И заставит выслушивать гадости про «девчонок».

Сирые дни: встаешь в семь с половиною; не приготовлен урок; и при ламповом свете «тщетно тщишься» с налету преодолеть Цезаря; пора в гимназию; пересекаешь унылый пустыннейший Денежный переулок; снежок; каркает ворона, каркает в душе, — прокаркала душу; сворот; и — гимназия; «бац» — постылый звук захлопываемой двери; постылый, потому что и в гимназии — ничего не ждет: ждет подчеркивание несуществующей нищеты со стороны «сливок»; и приставание со стороны «папуасов»; ждет бред латинского часа; и — такое ж унылейшее возвращенье домой; дома мать, — далекая и холодная (она точно ушла от меня в эти года: мы с ней встретились вновь с седьмого класса); и ждет отец, как бы тоже ушедший от меня, повернутый только проформой вопросов, от которых невесело вовсе:

— Кто спрашивал? Чего не знал? Что задано?
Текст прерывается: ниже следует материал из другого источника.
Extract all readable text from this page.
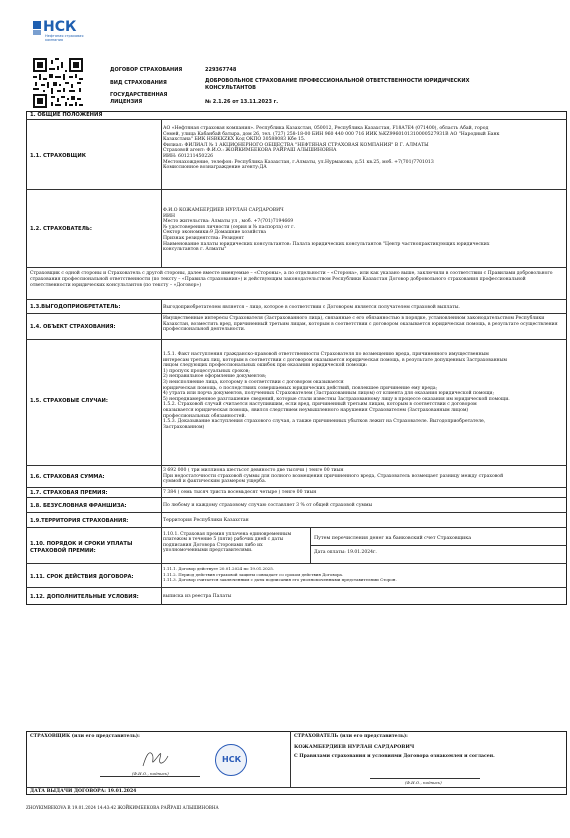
НСК
Нефтяная страховая
компания
ДОГОВОР СТРАХОВАНИЯ	229367748
ВИД СТРАХОВАНИЯ	ДОБРОВОЛЬНОЕ СТРАХОВАНИЕ ПРОФЕССИОНАЛЬНОЙ ОТВЕТСТВЕННОСТИ ЮРИДИЧЕСКИХ КОНСУЛЬТАНТОВ
ГОСУДАРСТВЕННАЯ
ЛИЦЕНЗИЯ	№ 2.1.26 от 13.11.2023 г.
1. ОБЩИЕ ПОЛОЖЕНИЯ
1.1. СТРАХОВЩИК
АО «Нефтяная страховая компания». Республика Казахстан, 050012, Республика Казахстан, F18A7E4 (071400), область Абай, город
Семей, улица Кабанбай батыра, дом 26, тел. (727) 258-18-00 БИН 960 440 000 716 ИИК №KZ9960101310000527931В АО "Народный Банк
Казахстана" БИК HSBKKZKX Код ОКПО 30588083 Кбе 15.
Филиал: ФИЛИАЛ № 1 АКЦИОНЕРНОГО ОБЩЕСТВА "НЕФТЯНАЯ СТРАХОВАЯ КОМПАНИЯ" В Г. АЛМАТЫ
Страховой агент: Ф.И.О.: ЖОЙКИМБЕКОВА РАЙРАШ АЛЫШИНОВНА
ИИН: 601211450226
Местонахождение, телефон: Республика Казахстан, г.Алматы, ул.Нурмакова, д.51 кв.25, моб. +7(701)7701013
Комиссионное вознаграждение агенту:ДА
1.2. СТРАХОВАТЕЛЬ:
Ф.И.О КОЖАМБЕРДИЕВ НУРЛАН САРДАРОВИЧ
ИИН
Место жительства: Алматы ул , моб. +7(701)7194669
№ удостоверения личности (серия и № паспорта) от г.
Сектор экономики:9 Домашние хозяйства
Признак резидентства: Резидент
Наименование палаты юридических консультантов: Палата юридических консультантов "Центр частнопрактикующих юридических
консультантов г. Алматы"
Страховщик с одной стороны и Страхователь с другой стороны, далее вместе именуемые – «Стороны», а по отдельности – «Сторона», или как указано выше, заключили в соответствии с Правилами добровольного страхования профессиональной ответственности (по тексту – «Правила страхования») и действующим законодательством Республики Казахстан Договор добровольного страхования профессиональной ответственности юридических консультантов (по тексту – «Договор»)
1.3.ВЫГОДОПРИОБРЕТАТЕЛЬ:	Выгодоприобретателем является – лицо, которое в соответствии с Договором является получателем страховой выплаты.
1.4. ОБЪЕКТ СТРАХОВАНИЯ:
Имущественные интересы Страхователя (Застрахованного лица), связанные с его обязанностью в порядке, установленном законодательством Республики Казахстан, возместить вред, причиненный третьим лицам, которым в соответствии с договором оказывается юридическая помощь, в результате осуществления профессиональной деятельности.
1.5. СТРАХОВЫЕ СЛУЧАИ:
1.5.1. Факт наступления гражданско-правовой ответственности Страхователя по возмещению вреда, причиненного имущественным
интересам третьих лиц, которым в соответствии с договором оказывается юридическая помощь, в результате допущенных Застрахованным
лицом следующих профессиональных ошибок при оказании юридической помощи:
1) пропуск процессуальных сроков;
2) неправильное оформление документов;
3) неисполнение лица, которому в соответствии с договором оказывается
юридическая помощь, о последствиях совершаемых юридических действий, повлекшее причинение ему вреда;
4) утрата или порча документов, полученных Страхователем (Застрахованным лицом) от клиента для оказания юридической помощи;
5) непреднамеренное разглашение сведений, которые стали известны Застрахованному лицу в процессе оказания им юридической помощи.
1.5.2. Страховой случай считается наступившим, если вред, причиненный третьим лицам, которым в соответствии с договором
оказывается юридическая помощь, явился следствием неумышленного нарушения Страхователем (Застрахованным лицом)
профессиональных обязанностей.
1.5.3. Доказывание наступления страхового случая, а также причиненных убытков лежит на Страхователе. Выгодоприобретателе,
Застрахованном)
1.6. СТРАХОВАЯ СУММА:
3 692 000 ( три миллиона шестьсот девяносто две тысячи ) тенге 00 тиын
При недостаточности страховой суммы для полного возмещения причиненного вреда, Страхователь возмещает разницу между страховой
суммой и фактическим размером ущерба.
1.7. СТРАХОВАЯ ПРЕМИЯ:	7 384 ( семь тысяч триста восемьдесят четыре ) тенге 00 тиын
1.8. БЕЗУСЛОВНАЯ ФРАНШИЗА:	По любому и каждому страховому случаю составляет 3 % от общей страховой суммы
1.9.ТЕРРИТОРИЯ СТРАХОВАНИЯ:	Территория Республики Казахстан
1.10. ПОРЯДОК И СРОКИ УПЛАТЫ
СТРАХОВОЙ ПРЕМИИ:
1.10.1. Страховая премия уплачена единовременным
платежом в течение 5 (пяти) рабочих дней с даты
подписания Договора Сторонами либо их
уполномоченными представителями.
Путем перечисления денег на банковский счет Страховщика
Дата оплаты: 19.01.2024г.
1.11. СРОК ДЕЙСТВИЯ ДОГОВОРА:
1.11.1. Договор действует 20.01.2024 по 19.01.2025.
1.11.2. Период действия страховой защиты совпадает со сроком действия Договора.
1.11.3. Договор считается заключенным с даты подписания его уполномоченными представителями Сторон.
1.12. ДОПОЛНИТЕЛЬНЫЕ УСЛОВИЯ:	выписка из реестра Палаты
СТРАХОВЩИК (или его представитель):
(Ф.И.О., подпись)
НСК
СТРАХОВАТЕЛЬ (или его представитель):
КОЖАМБЕРДИЕВ НУРЛАН САРДАРОВИЧ
С Правилами страхования и условиями Договора ознакомлен и согласен.
(Ф.И.О., подпись)
ДАТА ВЫДАЧИ ДОГОВОРА: 19.01.2024
ZHOYKIMBEKOVA R 19.01.2024 14:43:42 ЖОЙКИМБЕКОВА РАЙРАШ АЛЫШИНОВНА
И я уже начинаю выдумывать (нехорошо, — на сердце скребут кошки от этого!):

— Спрашивал тот-то.

— И ты?

— Я все знал.

О «тройке» — ни звука.

Обед — скучный, монотонный, всегда опасный, ссоры отца и матери, переживаемые мучительно, разражались в часы обеда (не ссорились лишь тогда, когда не были вместе; за обедом — встречались; стало быть, ссорились); это вынужденное сидение втроем угнетало меня: особенно придумывание мною «родственных» разговоров, сплошная натуга!

После обеда — сиденье под лампою перед Цезарем, которого не перевожу, но делаю вид, что перевожу; под Цезарем — роман, читаемый украдкой; иногда нет романа, а сплошное балдение: отсидев шесть часов за партой, отсиживаю вечер под лампою; иногда мать упражняется; этюды Крамера монотонносурово звучат мне в душу, поднимая рой созерцаний; не думы, — упорная медитация, ставшая в годах йогой какою-то; позднее открылися результаты сидения и разглядывания кончика носа; они — в понимании вещей, другим не понятных; можно сказать: Шопенгауэра, Метерлинка и частью Ибсена я высидел в эти годы под лампою; высидел свой план бунта по Ибсену, отказ от «конца века» под флагом пессимизма и узнание, что шорохи быта квартир и гимназических интересов — сплошное шелестение сухих листьев: шелестение смерти.

Метерлинковская «Втируша» уже притиралась к душе моей, и я постиг слова Ницше: «Пустыня растет: горе тому, в ком таится пустыня!»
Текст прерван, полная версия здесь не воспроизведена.